I stop a few feet away. My heart beats in my chest.
“Papaw…”
“Let’s sit and talk, boy, you and me.”
¨
That same night we pack our bags. Just in case, papaw says, but I know it’s a when and not an if.
¨
“Did pa know?“
“Your ma didn’t even know, not really.” Papaw sat silent for a long time, turning this thought over and over in his mind. “No, she didn’t know - but she believed. Felt it in her heart, I reckon.”
¨
The way I remember it, in my own mind, what happened next happened next. But it wasn’t really that way, what happened next happened years later. Two, maybe three.
It started on the news, just another sensational story. The government decided it was time to tell the public - let it out slowly, they thought, but once started it couldn’t be stopped.
Made the conspiracy nutters look smart, of course, they had been right all along. Not that it made anyone treat those folks with any more respect than they did before. But, regular folks didn’t take the time to sort out details. Just flipped a switch, and the nuts became the new authorities. One big drop of truth was enough to swallow their whole view, I guess.
It doesn’t take long for shock, thrill, and awe to blend together and ferment into suspicion, terror, and anger. Couldn’t have been a month.
When the National Biometric Defence Research Laboratory’s intranet was hacked, exposing their extensive database genealogical records, we knew it was time.
¨
Funny how people look different, depending on how they look at you. Makes me wonder if they always looked that way, to someone else.
There are no friendly faces on this road. Even the ones who help us along the way, if those folks do feel love or kinship it’s buried too deep to see, under blankets of suspicion and scarves of fear.
“Tell me Bill, where do you need to git to?” Papaw returns the man’s stony stare, he’s all granite except late at nights, when he thinks I sleep.

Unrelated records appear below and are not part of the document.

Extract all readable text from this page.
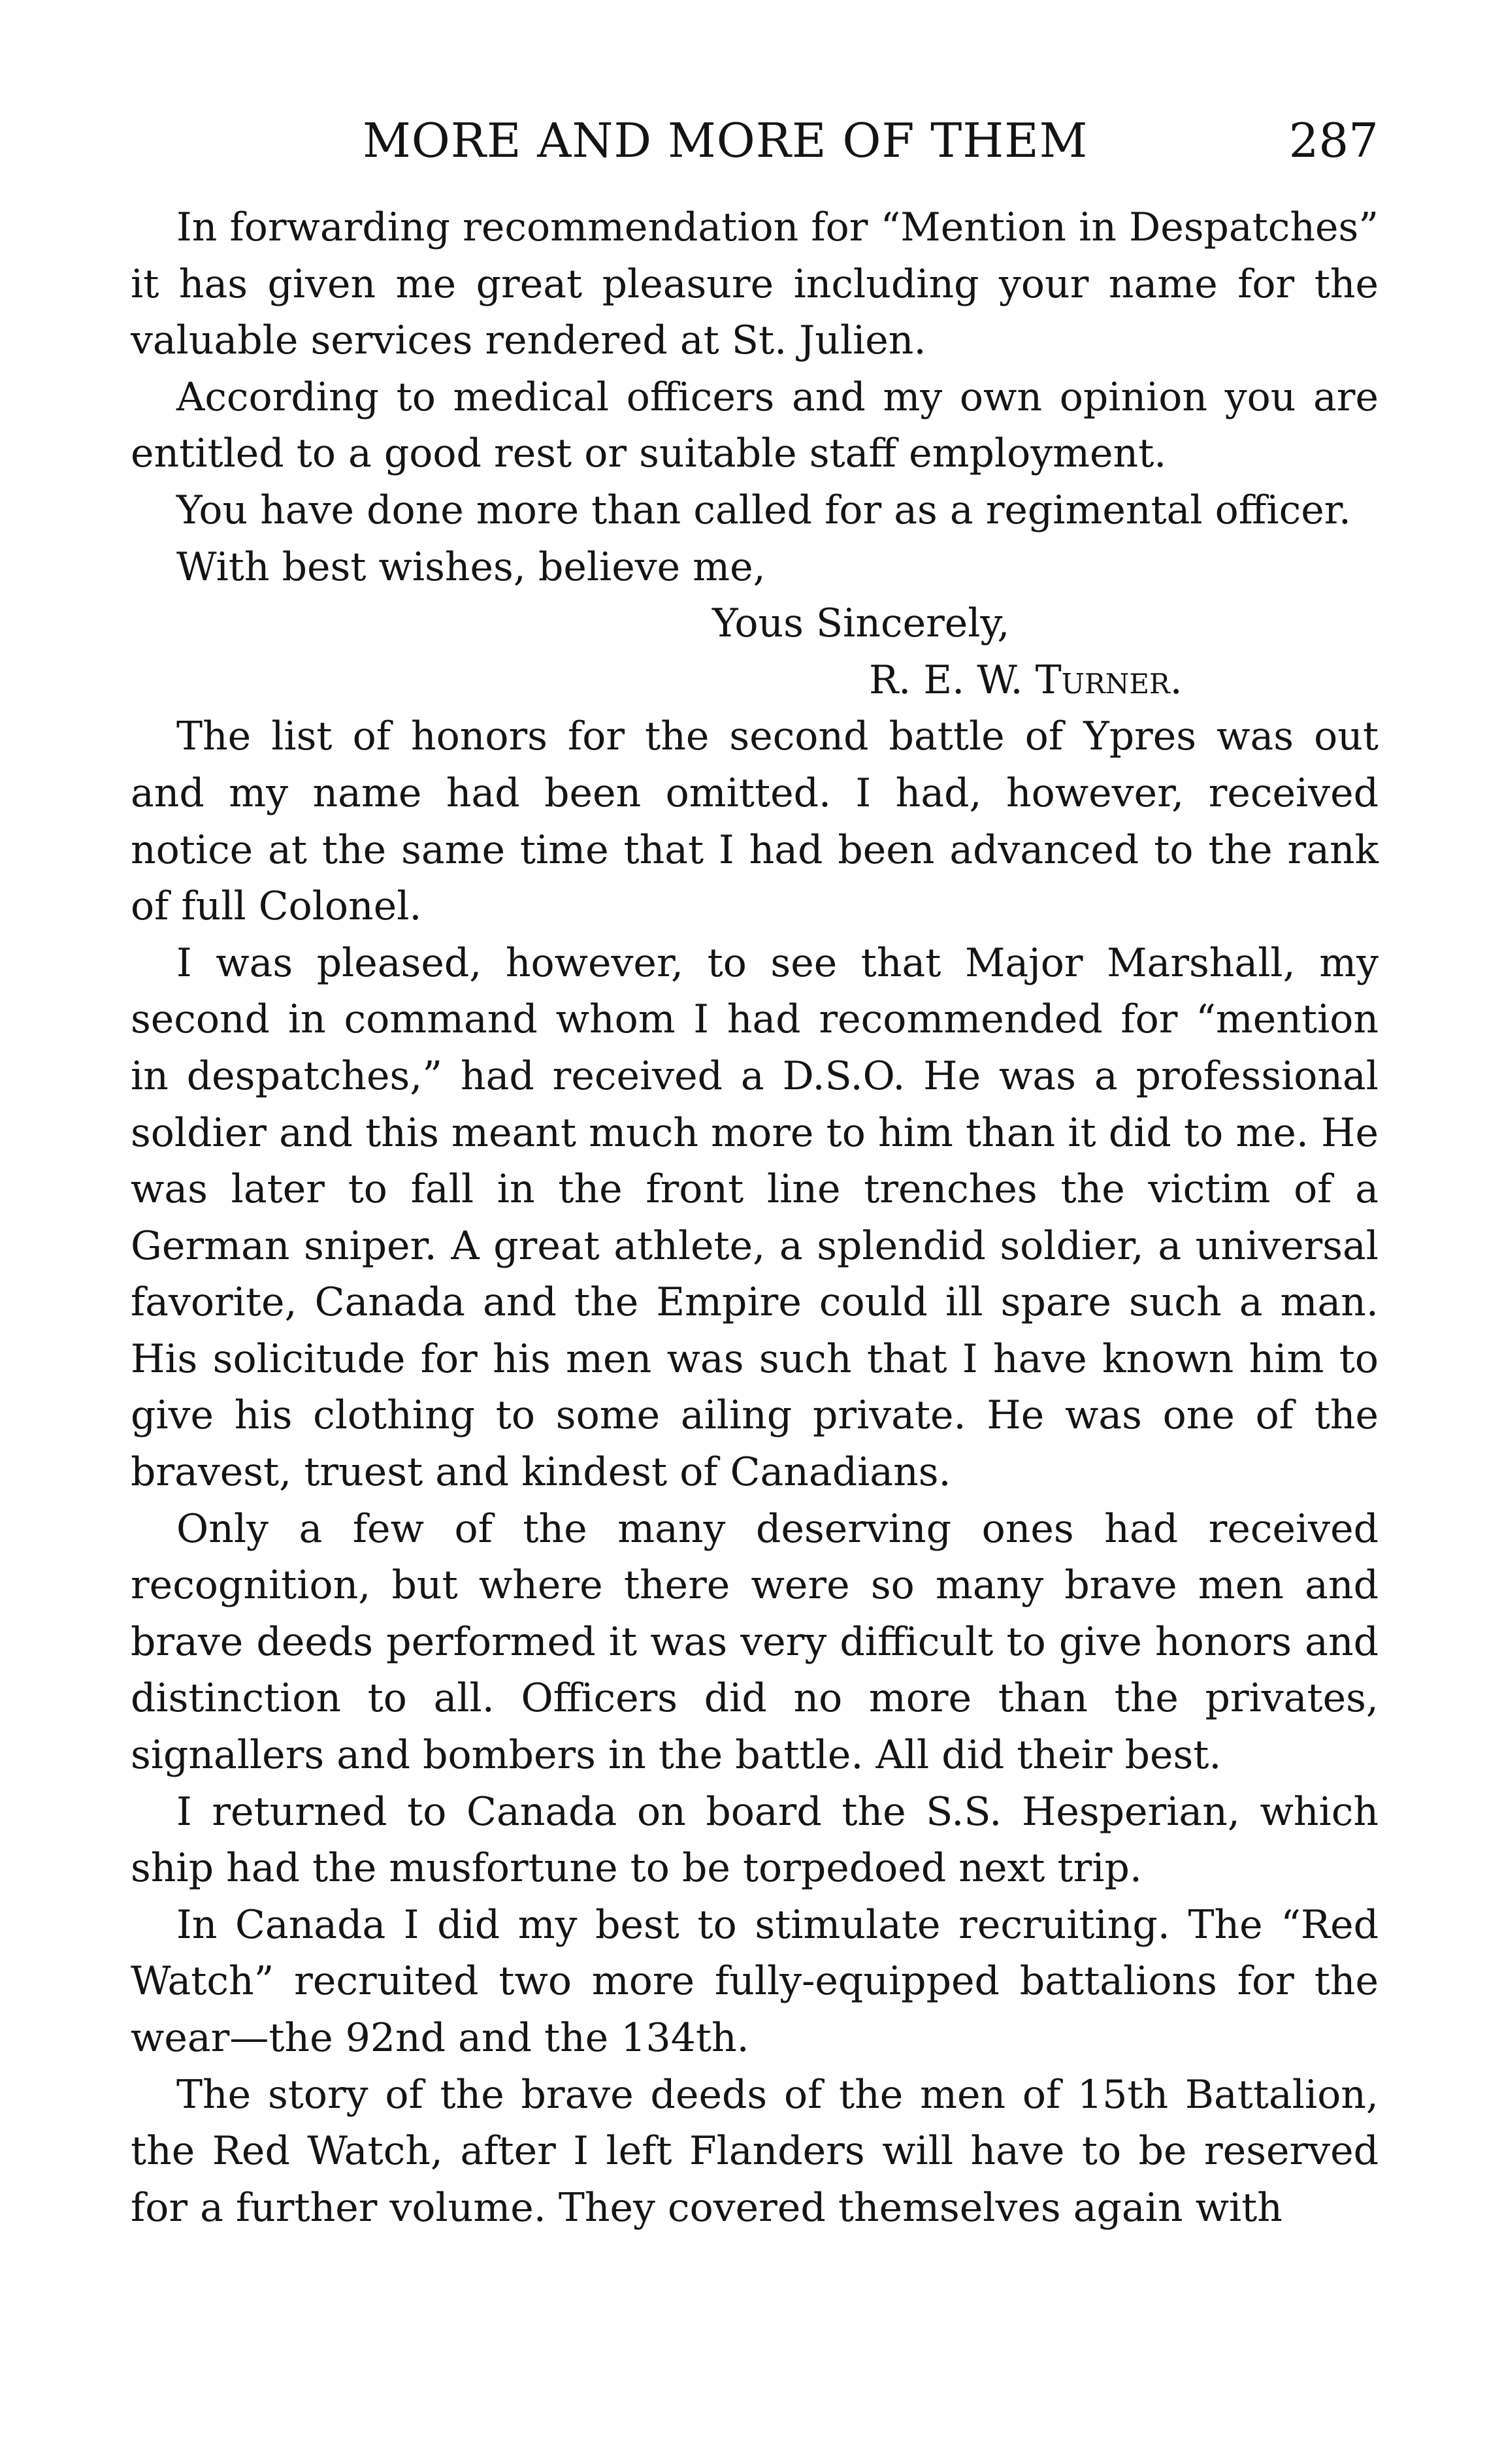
MORE AND MORE OF THEM	287

In forwarding recommendation for “Mention in Despatches” it has given me great pleasure including your name for the valuable services rendered at St. Julien.

According to medical officers and my own opinion you are entitled to a good rest or suitable staff employment.

You have done more than called for as a regimental officer.

With best wishes, believe me,

Yous Sincerely,
R. E. W. Turner.

The list of honors for the second battle of Ypres was out and my name had been omitted. I had, however, received notice at the same time that I had been advanced to the rank of full Colonel.

I was pleased, however, to see that Major Marshall, my second in command whom I had recommended for “mention in despatches,” had received a D.S.O. He was a professional soldier and this meant much more to him than it did to me. He was later to fall in the front line trenches the victim of a German sniper. A great athlete, a splendid soldier, a universal favorite, Canada and the Empire could ill spare such a man. His solicitude for his men was such that I have known him to give his clothing to some ailing private. He was one of the bravest, truest and kindest of Canadians.

Only a few of the many deserving ones had received recognition, but where there were so many brave men and brave deeds performed it was very difficult to give honors and distinction to all. Officers did no more than the privates, signallers and bombers in the battle. All did their best.

I returned to Canada on board the S.S. Hesperian, which ship had the musfortune to be torpedoed next trip.

In Canada I did my best to stimulate recruiting. The “Red Watch” recruited two more fully-equipped battalions for the wear—the 92nd and the 134th.

The story of the brave deeds of the men of 15th Battalion, the Red Watch, after I left Flanders will have to be reserved for a further volume. They covered themselves again with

“South. As far south as as we can git.”
“Have any money?” After a pause, the man’s face slowly turns from white to red. “Hate to ask. It’s just -“
“I understand. Not much, honest.”
“Not much to you might go a ways to people around here, jest sayin’.”
¨
It’s calmer here. I notice it right away, one foot on the dock, before we even speak to folks. Lighter somehow, not like the people are more ignorant than back home - they get the news just like anyone. More like they ain’t surprised by anything.
We keep moving south, village to village. Papaw knows enough of the language, bits and pieces, to get us work. Small jobs keep us fed and we save enough and make friends enough to get moved a little further south every month or so.
But I can see it in his eyes. Turning it over in his mind, over and over and over. We could stop, make this village our home. Or the next. Or maybe one a bit more to the west.
Would we be safe here? There? For how long?
Papaw thinks and thinks on it, I can see he does, but he never says so. We keep moving.
¨
I can see it now. It gathers like fog along the horizon. First a thin white line, eventually it grows into something more.
Finally it towers above us. Our ship, which once felt impenetrable even on the roughest seas, is now tiny and fragile.
We, the crew and the other passengers and papaw and I, hold our breath.
Closer, closer. The bow of the ship bobs up and down, it chops closer and closer to the thick wall of ice.
My knuckles throb, hands tight as fists around the railing.
A wave rushes up and bursts, spraying an icy mist that shrouds our view. I reach out, on instinct, and grab the front of papaw’s shirt.
When I look at him, his face is calm.
“Papaw! We are going to hit -“
He nods his head forward, gently.
When I look back, something glows through the mist. Like giant gems, beckoning us to continue, a kaleidoscope of greens and yellows and reds and blues.